The relationship between the African American and Jewish communities is long and complicated, with periods of collaboration and discord. But one group of black and Jewish D.C. youth is looking to bridge the gap that has grown in recent years.
There is a history of black and Jewish Americans working together, particularly during the civil rights movement. For instance, Jews were involved in the establishment of the NAACP and participated in non-violent protests. Locally, Jews joined Howard University students in 1960 to push Glen Echo Park, then an amusement park, to desegregate. But the positive relationship between the two communities has declined in recent decades as legal civil rights victories were won but class and racial disparities grew.
In 1995, OUDC founder Karen Kalish started the organization after she “looked around at the black and Jewish communities here in D.C. and realized they weren’t working together to pursue the progressive goals they had united around in the 1960s,” OUDC executive director Rachael Feldman said.
Participant Curtis Tyger, 17, attends Benjamin Banneker Academic High School in D.C. where he said he doesn’t get the same kind of exposure to different people and cultures.
“When I tell my friends who are not in the program that we collaborate with Jewish students, they look at me and don’t see the importance of that,” he said. “They just think stick with your own — black people have their side, Jewish people have their side.”
For months, the youth participated in Jewish-African American dialogues and learned about each other’s histories and cultures.
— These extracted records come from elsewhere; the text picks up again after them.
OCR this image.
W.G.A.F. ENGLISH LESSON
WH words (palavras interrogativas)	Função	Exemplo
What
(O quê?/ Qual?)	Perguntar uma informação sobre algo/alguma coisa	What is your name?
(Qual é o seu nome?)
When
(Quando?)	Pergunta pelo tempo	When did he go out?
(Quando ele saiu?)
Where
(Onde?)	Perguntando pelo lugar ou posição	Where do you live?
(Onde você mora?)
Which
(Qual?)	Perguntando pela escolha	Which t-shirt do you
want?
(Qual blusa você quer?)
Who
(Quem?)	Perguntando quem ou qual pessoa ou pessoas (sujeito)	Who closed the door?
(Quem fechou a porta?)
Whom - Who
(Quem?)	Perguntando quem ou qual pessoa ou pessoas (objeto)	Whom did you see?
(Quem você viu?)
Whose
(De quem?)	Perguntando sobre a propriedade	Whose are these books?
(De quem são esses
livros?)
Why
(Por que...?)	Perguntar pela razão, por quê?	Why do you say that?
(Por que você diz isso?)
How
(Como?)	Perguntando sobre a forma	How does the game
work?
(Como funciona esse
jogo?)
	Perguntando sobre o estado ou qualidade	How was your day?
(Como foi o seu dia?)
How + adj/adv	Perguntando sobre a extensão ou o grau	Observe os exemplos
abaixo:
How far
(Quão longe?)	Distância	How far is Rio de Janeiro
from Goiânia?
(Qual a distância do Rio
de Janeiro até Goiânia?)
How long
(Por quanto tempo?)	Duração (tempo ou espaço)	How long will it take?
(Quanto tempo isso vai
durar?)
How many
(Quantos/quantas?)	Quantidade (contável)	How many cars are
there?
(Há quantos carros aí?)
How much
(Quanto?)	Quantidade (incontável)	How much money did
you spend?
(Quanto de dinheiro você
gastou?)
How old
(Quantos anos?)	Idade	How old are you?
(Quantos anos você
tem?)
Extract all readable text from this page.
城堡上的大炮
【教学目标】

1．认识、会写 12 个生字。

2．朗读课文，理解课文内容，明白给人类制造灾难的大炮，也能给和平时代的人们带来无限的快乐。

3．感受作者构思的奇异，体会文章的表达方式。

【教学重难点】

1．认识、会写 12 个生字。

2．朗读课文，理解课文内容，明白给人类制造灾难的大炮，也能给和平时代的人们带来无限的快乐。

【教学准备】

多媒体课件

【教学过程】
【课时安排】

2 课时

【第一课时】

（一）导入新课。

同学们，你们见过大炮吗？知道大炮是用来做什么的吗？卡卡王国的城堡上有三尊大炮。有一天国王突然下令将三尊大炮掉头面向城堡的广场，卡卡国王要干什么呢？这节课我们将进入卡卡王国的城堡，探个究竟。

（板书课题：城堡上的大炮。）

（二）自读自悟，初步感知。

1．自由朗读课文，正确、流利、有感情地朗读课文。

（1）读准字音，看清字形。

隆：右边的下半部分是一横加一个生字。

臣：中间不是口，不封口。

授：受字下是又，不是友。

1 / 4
Some Jewish students said they were surprised by the extent to which blacks have suffered under racial atrocities. Similarly, some black students were surprised when hearing detailed accounts of the Holocaust.
Joanna Kramer, 16, said she has been exposed “to such a range of beliefs and people, and it really forces you to break down your stereotypes.”
On the eve of the bus trip, the youth spoke excitedly about visiting the places and meeting the people they have learned about over the months, a history that has inspired 17-year-old Sivan Bruce, 17.
“[Youth] play a very important role. I like to look at history, and when you look at the Freedom Rides, and the marches, those were all young people,” she said.